Anzeige
Anzeige
Anzeige
Beitrag drucken

Internationaler Rollout

Durchgängige Prozesse bis nach Fernost

Die UWT GmbH stellt Messtechnologie für die Detektion sowie Überwachung von Füll- und Grenzständen von Schüttgütern und Feststoffen her. Das Unternehmen hat jüngst eine Enterprise Resource Planning-Lösung in die Vertriebsniederlassung in China ausgerollt.

Bild: UWT Gmbh

Um von durchgängigen Verkaufsprozessen, reibungsloser Intercompany-Abwicklung und vereinfachter Finanzbuchhaltung profitieren zu können, hat die UWT GmbH, ein weltweit agierender Hersteller von Füllstandmesstechnik, die Enterprise Resource Planning-Lösung (ERP) Microsoft Dynamics AX in ihrer Vertriebsniederlassung in China ausgerollt. Partner dabei war der IT-Dienstleister Sycor. Im Januar 2014 hatte das Unternehmen alle Anteile an der seit dem Jahr 2004 bestehenden UWT Int. Trading Co. in Shanghai übernommen. Mit diesem Schritt wollte die Firma die Akzeptanz der eigenen Produkte in China nutzen, um das vorhandene Marktpotenzial besser ausschöpfen und das Geschäft systematisch auszubauen. Die Einführung von Microsoft Dynamics AX im Stammhaus in Betzigau im Allgäu, wo neben der Produkt-Entwicklung auch die Produktion angesiedelt ist, war nah am Standard von Microsoft Dynamics AX erfolgt.

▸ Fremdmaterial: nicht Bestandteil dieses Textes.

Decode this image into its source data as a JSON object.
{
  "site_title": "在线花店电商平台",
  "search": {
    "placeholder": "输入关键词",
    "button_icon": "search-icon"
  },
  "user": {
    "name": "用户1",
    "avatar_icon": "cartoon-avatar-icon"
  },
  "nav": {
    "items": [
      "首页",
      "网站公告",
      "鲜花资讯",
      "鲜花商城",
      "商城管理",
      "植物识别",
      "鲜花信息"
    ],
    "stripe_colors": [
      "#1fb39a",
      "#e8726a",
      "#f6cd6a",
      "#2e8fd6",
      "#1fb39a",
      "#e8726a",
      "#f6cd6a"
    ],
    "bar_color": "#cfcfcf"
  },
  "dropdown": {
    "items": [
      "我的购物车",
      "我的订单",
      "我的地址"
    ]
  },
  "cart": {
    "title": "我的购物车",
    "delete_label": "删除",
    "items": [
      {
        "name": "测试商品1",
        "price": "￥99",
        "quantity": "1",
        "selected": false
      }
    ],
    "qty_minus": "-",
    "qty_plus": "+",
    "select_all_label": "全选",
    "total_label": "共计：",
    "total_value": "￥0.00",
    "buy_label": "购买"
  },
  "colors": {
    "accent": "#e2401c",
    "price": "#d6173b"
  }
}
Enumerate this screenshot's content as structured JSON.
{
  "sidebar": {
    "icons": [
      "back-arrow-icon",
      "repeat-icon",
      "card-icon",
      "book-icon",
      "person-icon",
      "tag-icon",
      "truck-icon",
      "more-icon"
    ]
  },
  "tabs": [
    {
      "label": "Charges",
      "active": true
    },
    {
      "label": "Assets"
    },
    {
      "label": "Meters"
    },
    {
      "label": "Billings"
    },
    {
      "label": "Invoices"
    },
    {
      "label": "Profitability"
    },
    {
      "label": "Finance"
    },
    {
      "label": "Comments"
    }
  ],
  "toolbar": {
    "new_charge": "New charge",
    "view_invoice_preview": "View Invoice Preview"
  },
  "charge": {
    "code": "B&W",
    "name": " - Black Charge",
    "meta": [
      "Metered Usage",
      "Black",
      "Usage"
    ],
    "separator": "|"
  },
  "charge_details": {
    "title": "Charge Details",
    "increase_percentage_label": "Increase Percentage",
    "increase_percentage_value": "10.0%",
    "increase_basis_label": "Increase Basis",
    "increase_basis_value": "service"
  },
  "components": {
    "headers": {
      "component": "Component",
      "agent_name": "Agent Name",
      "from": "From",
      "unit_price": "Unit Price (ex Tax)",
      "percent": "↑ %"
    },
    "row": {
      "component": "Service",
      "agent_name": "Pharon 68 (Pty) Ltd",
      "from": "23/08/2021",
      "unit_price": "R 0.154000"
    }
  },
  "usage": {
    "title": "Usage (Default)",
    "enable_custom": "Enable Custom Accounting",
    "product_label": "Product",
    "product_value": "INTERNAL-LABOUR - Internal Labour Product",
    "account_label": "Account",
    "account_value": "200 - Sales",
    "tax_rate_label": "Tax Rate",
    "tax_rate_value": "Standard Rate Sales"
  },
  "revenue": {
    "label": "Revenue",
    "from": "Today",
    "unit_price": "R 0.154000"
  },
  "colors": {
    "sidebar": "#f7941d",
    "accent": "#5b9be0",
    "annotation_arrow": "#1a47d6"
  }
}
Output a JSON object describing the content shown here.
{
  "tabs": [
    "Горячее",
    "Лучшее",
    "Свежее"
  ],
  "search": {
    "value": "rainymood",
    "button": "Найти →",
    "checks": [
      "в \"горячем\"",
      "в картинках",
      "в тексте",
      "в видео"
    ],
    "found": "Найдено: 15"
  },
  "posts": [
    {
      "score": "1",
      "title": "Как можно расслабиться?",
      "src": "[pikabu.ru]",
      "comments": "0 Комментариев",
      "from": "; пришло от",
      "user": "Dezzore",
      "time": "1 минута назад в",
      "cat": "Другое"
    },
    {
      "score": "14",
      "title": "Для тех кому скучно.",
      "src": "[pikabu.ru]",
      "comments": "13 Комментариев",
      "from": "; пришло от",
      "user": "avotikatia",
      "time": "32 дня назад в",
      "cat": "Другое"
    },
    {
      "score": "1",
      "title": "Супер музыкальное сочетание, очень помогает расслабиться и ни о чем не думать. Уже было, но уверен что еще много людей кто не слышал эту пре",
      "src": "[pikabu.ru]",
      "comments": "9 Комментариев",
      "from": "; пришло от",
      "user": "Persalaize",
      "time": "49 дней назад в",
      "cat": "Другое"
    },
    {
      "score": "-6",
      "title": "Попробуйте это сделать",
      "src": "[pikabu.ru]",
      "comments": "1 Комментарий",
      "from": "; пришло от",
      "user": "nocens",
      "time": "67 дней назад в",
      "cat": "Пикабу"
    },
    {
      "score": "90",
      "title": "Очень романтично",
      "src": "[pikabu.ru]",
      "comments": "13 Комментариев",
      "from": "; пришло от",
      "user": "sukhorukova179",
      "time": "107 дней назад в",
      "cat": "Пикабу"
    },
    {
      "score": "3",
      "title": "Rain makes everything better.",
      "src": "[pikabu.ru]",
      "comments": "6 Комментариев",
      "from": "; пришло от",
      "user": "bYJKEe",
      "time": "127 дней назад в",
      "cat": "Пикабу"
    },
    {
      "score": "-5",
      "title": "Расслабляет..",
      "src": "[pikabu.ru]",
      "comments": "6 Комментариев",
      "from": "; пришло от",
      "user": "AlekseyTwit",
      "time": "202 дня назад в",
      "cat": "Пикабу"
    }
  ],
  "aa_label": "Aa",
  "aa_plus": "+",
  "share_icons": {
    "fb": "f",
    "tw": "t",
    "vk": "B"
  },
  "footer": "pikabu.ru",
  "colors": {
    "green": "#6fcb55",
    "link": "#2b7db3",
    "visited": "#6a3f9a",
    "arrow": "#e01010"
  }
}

Anpassung an Best-Practices

„Um das zu ermöglichen, waren wir bereit, unsere Prozesse an die Best Practices im System anzupassen. Auf diese Flexibilität und Innovation legen wir nicht nur für unsere Produkte, sondern auch für unsere internen Abläufe Wert“, sagt Jens Fehrenbach, Projekt Manager bei der UWT GmbH. Heute produziert UWT nicht nur in Betzigau im Allgäu, sondern auch auf Malta. Das Unternehmen ist mit eigenen Vertriebsniederlassungen in den USA, in Großbritannien sowie in den Wachstumsregionen China und Indien vertreten. Für eine weltweite Marktabdeckung sorgen außerdem zumeist exklusive Vertriebspartner in mehr als 50 Ländern. Die Rahmenbedingungen für den Rollout nach China waren klar: Sie umfassten zum einen die sichere Abbildung der rechtlichen Anforderungen des chinesischen Geschäftsverkehrs und zum anderen die Aufgabe, dabei so nah an den Standardprozessen der ERP-Lösung zu bleiben wie möglich. „Auf der Suche nach einem Partner hat uns das Team von Sycor mit Lösungs- und China-Kompetenz überzeugt“, sagt Jens Fehrenbach.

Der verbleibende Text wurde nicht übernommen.